I feel really bad that I didn't attend church today. I am going through this withdrawal thing, maybe it's from God or the state of situation I cannot change, and I would like to change, that I feel like going to church I am just mainly saying the same things over and over, and I might not be saying it right. On Friday, I sat in front of the TV and watched the VH1 marathon on 100 Greatest Red Carpert Moments for 3 hours straight. Then, yesterday I spent, $280 shopping, absolutely shopping for shoes, clothes, winter clothes even though I have so much of that, and pants, I noticed that I don't fit into most of mine. And then, this morning I woke up with a feeling that said, I may not go to church and I want to go one a diet, an extreme one.
You can see a pattern there. Some kind of manic obsessive dysfunctional behaviour, that is dictating my life right now. I don't know. And worse off the holidays are around the corner, a bad time to be manic obsessive about anything. I am just not right, happily right, fulfilled. Afraid of the future.
However, for that God I apologize, I don't know what this is about.
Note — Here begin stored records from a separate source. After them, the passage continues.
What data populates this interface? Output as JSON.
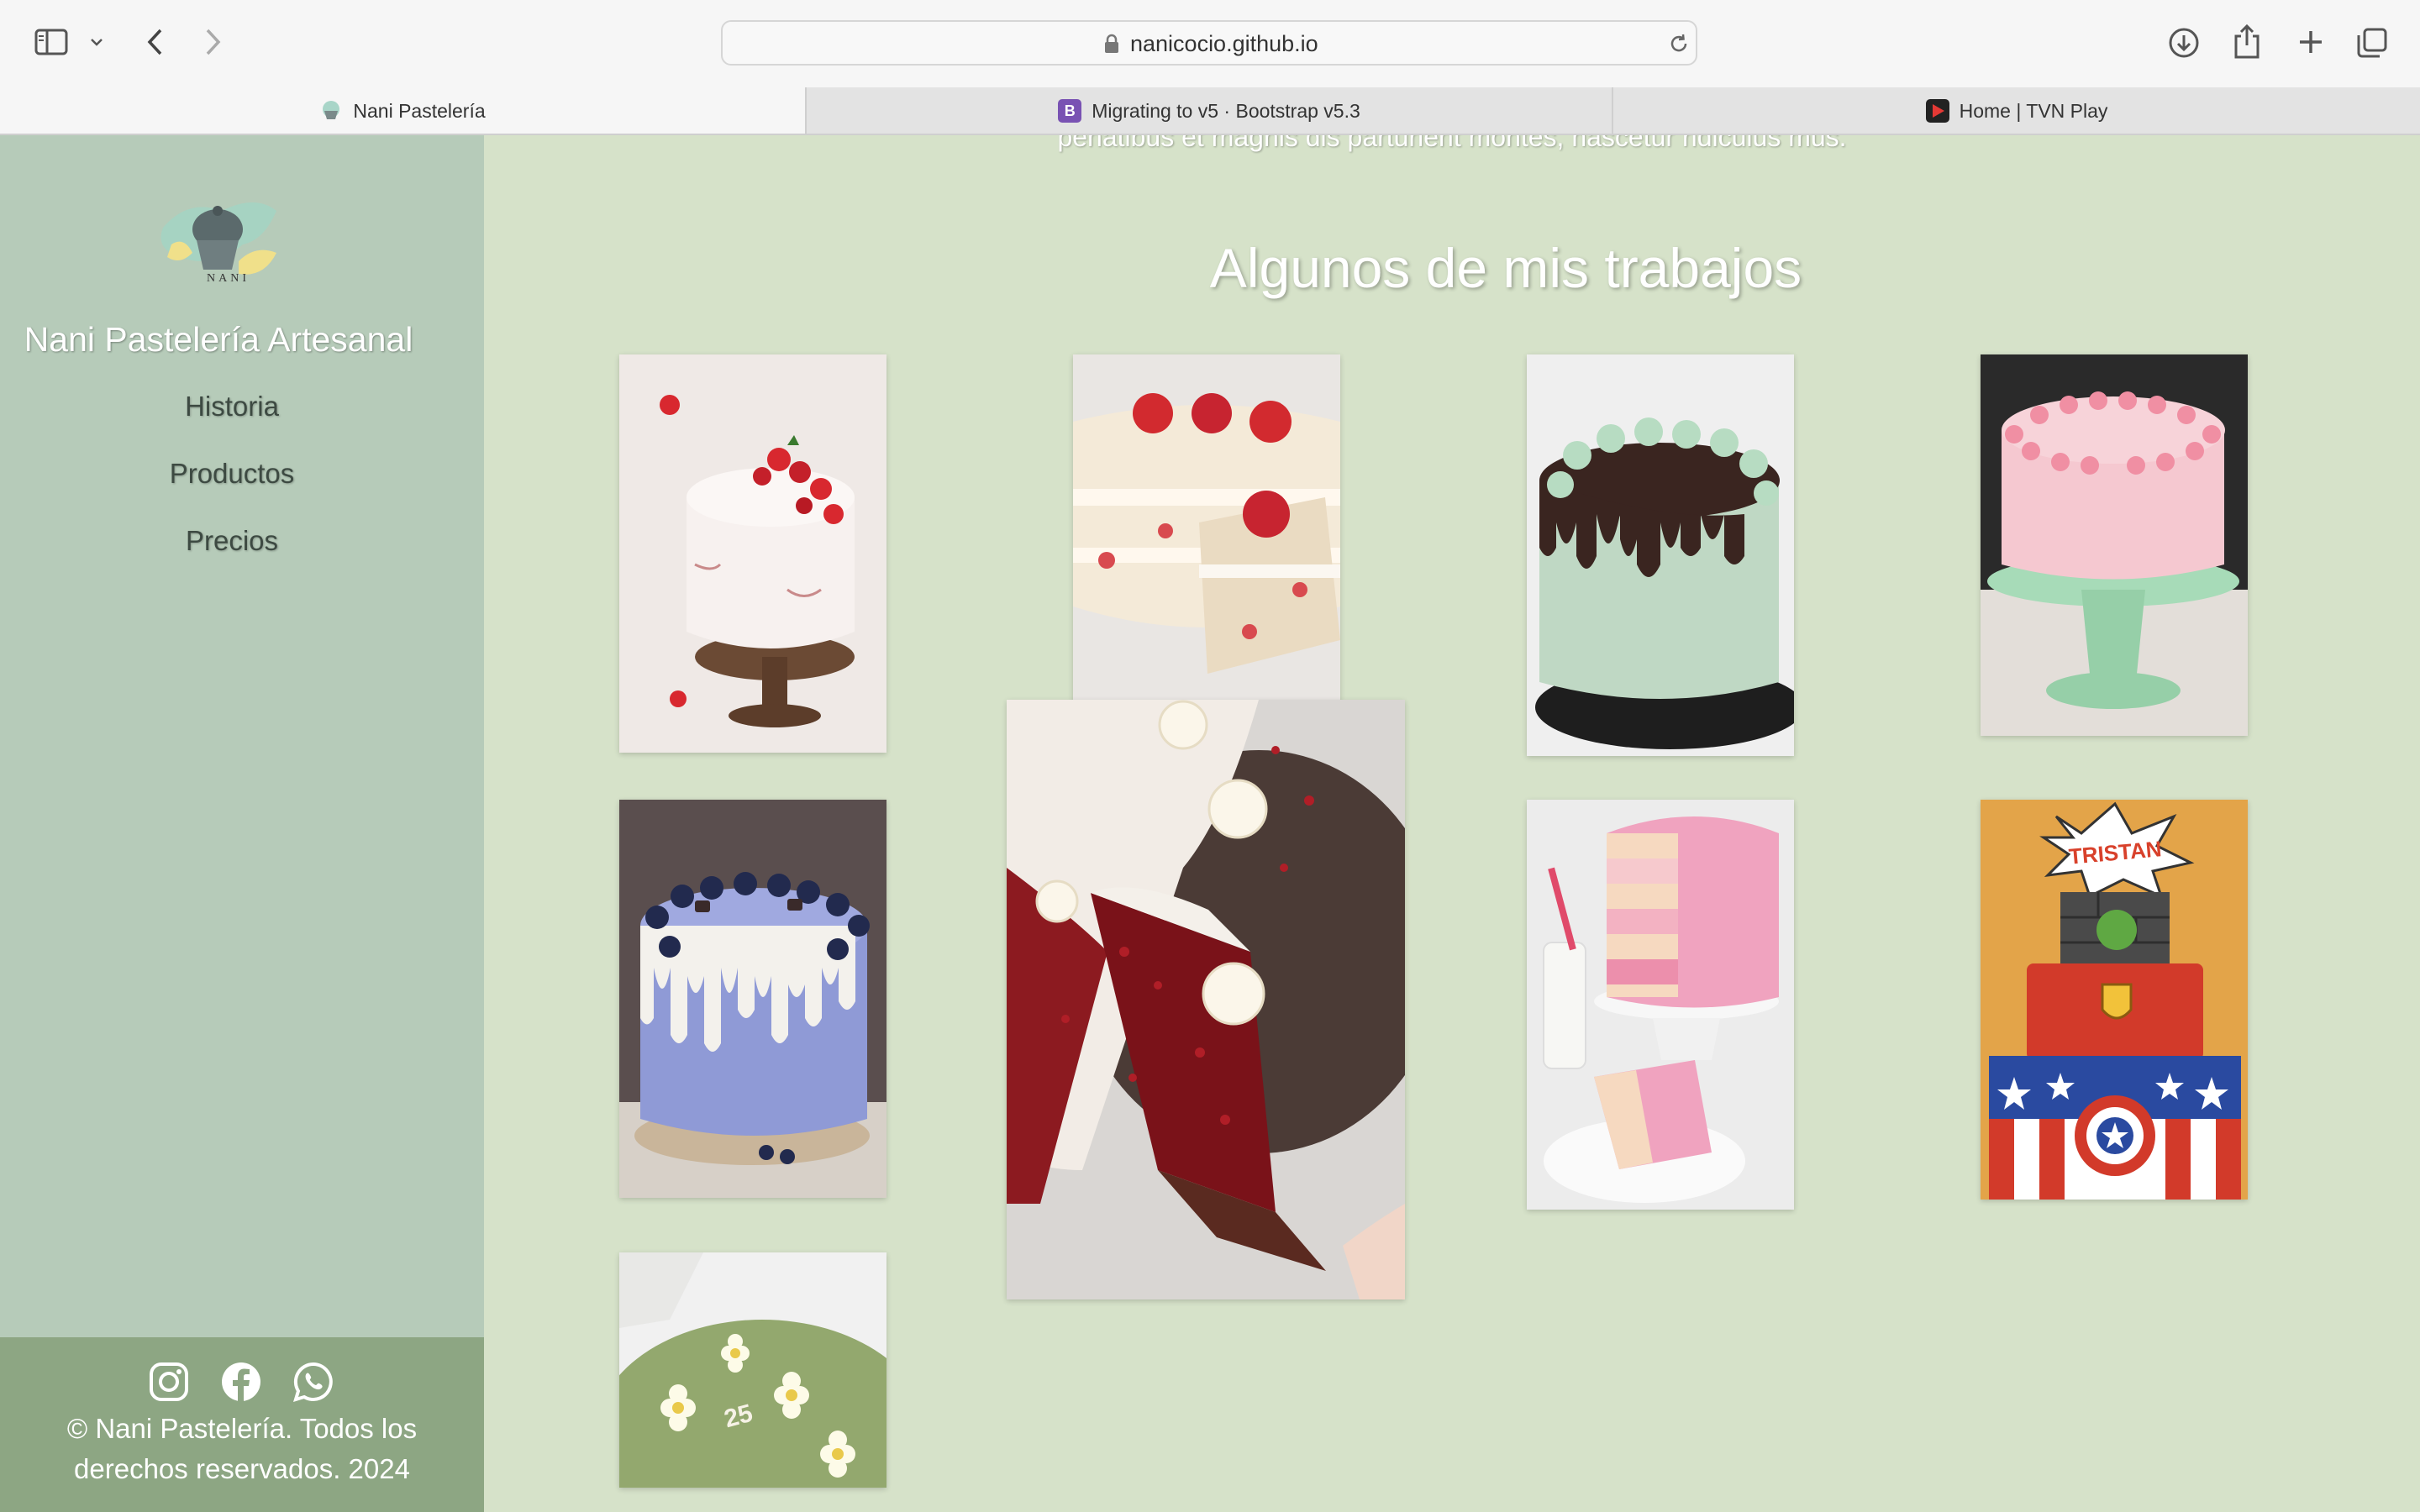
{
  "browser": {
    "url": "nanicocio.github.io",
    "tabs": [
      {
        "label": "Nani Pastelería",
        "active": true,
        "favicon": "cupcake-icon"
      },
      {
        "label": "Migrating to v5 · Bootstrap v5.3",
        "active": false,
        "favicon": "bootstrap-icon",
        "favicon_color": "#7952b3"
      },
      {
        "label": "Home | TVN Play",
        "active": false,
        "favicon": "tvn-play-icon",
        "favicon_color": "#d32f2f"
      }
    ]
  },
  "sidebar": {
    "brand": "Nani Pastelería Artesanal",
    "logo_text": "NANI",
    "nav": [
      {
        "label": "Historia"
      },
      {
        "label": "Productos"
      },
      {
        "label": "Precios"
      }
    ],
    "social": [
      "instagram-icon",
      "facebook-icon",
      "whatsapp-icon"
    ],
    "footer_line1": "© Nani Pastelería. Todos los",
    "footer_line2": "derechos reservados. 2024"
  },
  "main": {
    "cut_text": "penatibus et magnis dis parturient montes, nascetur ridiculus mus.",
    "section_title": "Algunos de mis trabajos",
    "gallery": [
      {
        "name": "strawberry-white-cake"
      },
      {
        "name": "strawberry-shortcake-slice"
      },
      {
        "name": "chocolate-drip-mint-cake"
      },
      {
        "name": "pink-funfetti-cake"
      },
      {
        "name": "blueberry-drip-cake"
      },
      {
        "name": "red-velvet-cake-enlarged"
      },
      {
        "name": "pink-ombre-rosette-cake"
      },
      {
        "name": "superhero-tiered-cake",
        "text": "TRISTAN"
      },
      {
        "name": "green-daisy-cake",
        "text": "25"
      }
    ]
  },
  "colors": {
    "page_bg": "#d6e2c9",
    "sidebar_bg": "#b6cbb9",
    "sidebar_footer_bg": "#8da683"
  }
}
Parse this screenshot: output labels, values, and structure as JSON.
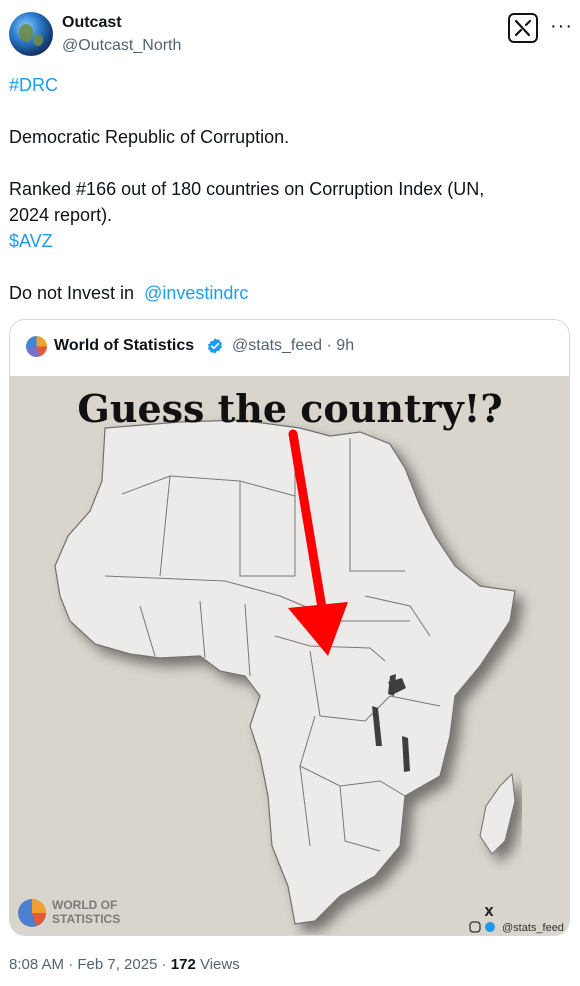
{
  "author": {
    "name": "Outcast",
    "handle": "@Outcast_North"
  },
  "post": {
    "hashtag": "#DRC",
    "line1": "Democratic Republic of Corruption.",
    "line2": "Ranked #166 out of 180 countries on Corruption Index (UN,",
    "line3": "2024 report).",
    "cashtag": "$AVZ",
    "line4": "Do not Invest in",
    "mention": "@investindrc"
  },
  "quote": {
    "name": "World of Statistics",
    "handle_time": "@stats_feed · 9h",
    "image": {
      "title": "Guess the country!?",
      "logo_line1": "WORLD OF",
      "logo_line2": "STATISTICS",
      "watermark_x": "X",
      "watermark_handle": "@stats_feed"
    }
  },
  "meta": {
    "time": "8:08 AM · Feb 7, 2025 · ",
    "views_count": "172",
    "views_label": " Views"
  },
  "colors": {
    "link": "#1d9bf0",
    "verified": "#1d9bf0",
    "arrow": "#ff0000",
    "secondary_text": "#536471"
  },
  "icons": [
    "grok-icon",
    "more-icon",
    "verified-badge-icon"
  ]
}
Thank you God for everything, for my life, for the peace that I occasionally enjoy and for the love around me. I don't want my avoidance of church sermon as my turning my back from you. I just still want something great to happen to me, and I want to stop being afraid, and to live my own life. I am just unsure of what to do, how to do it, and if I can do it right, and if what I am doing will get me to where you want me to be. I pray that this is a good week, at work and at play, bless me and protect me from all evil and grant me the peace that I seek. Amen.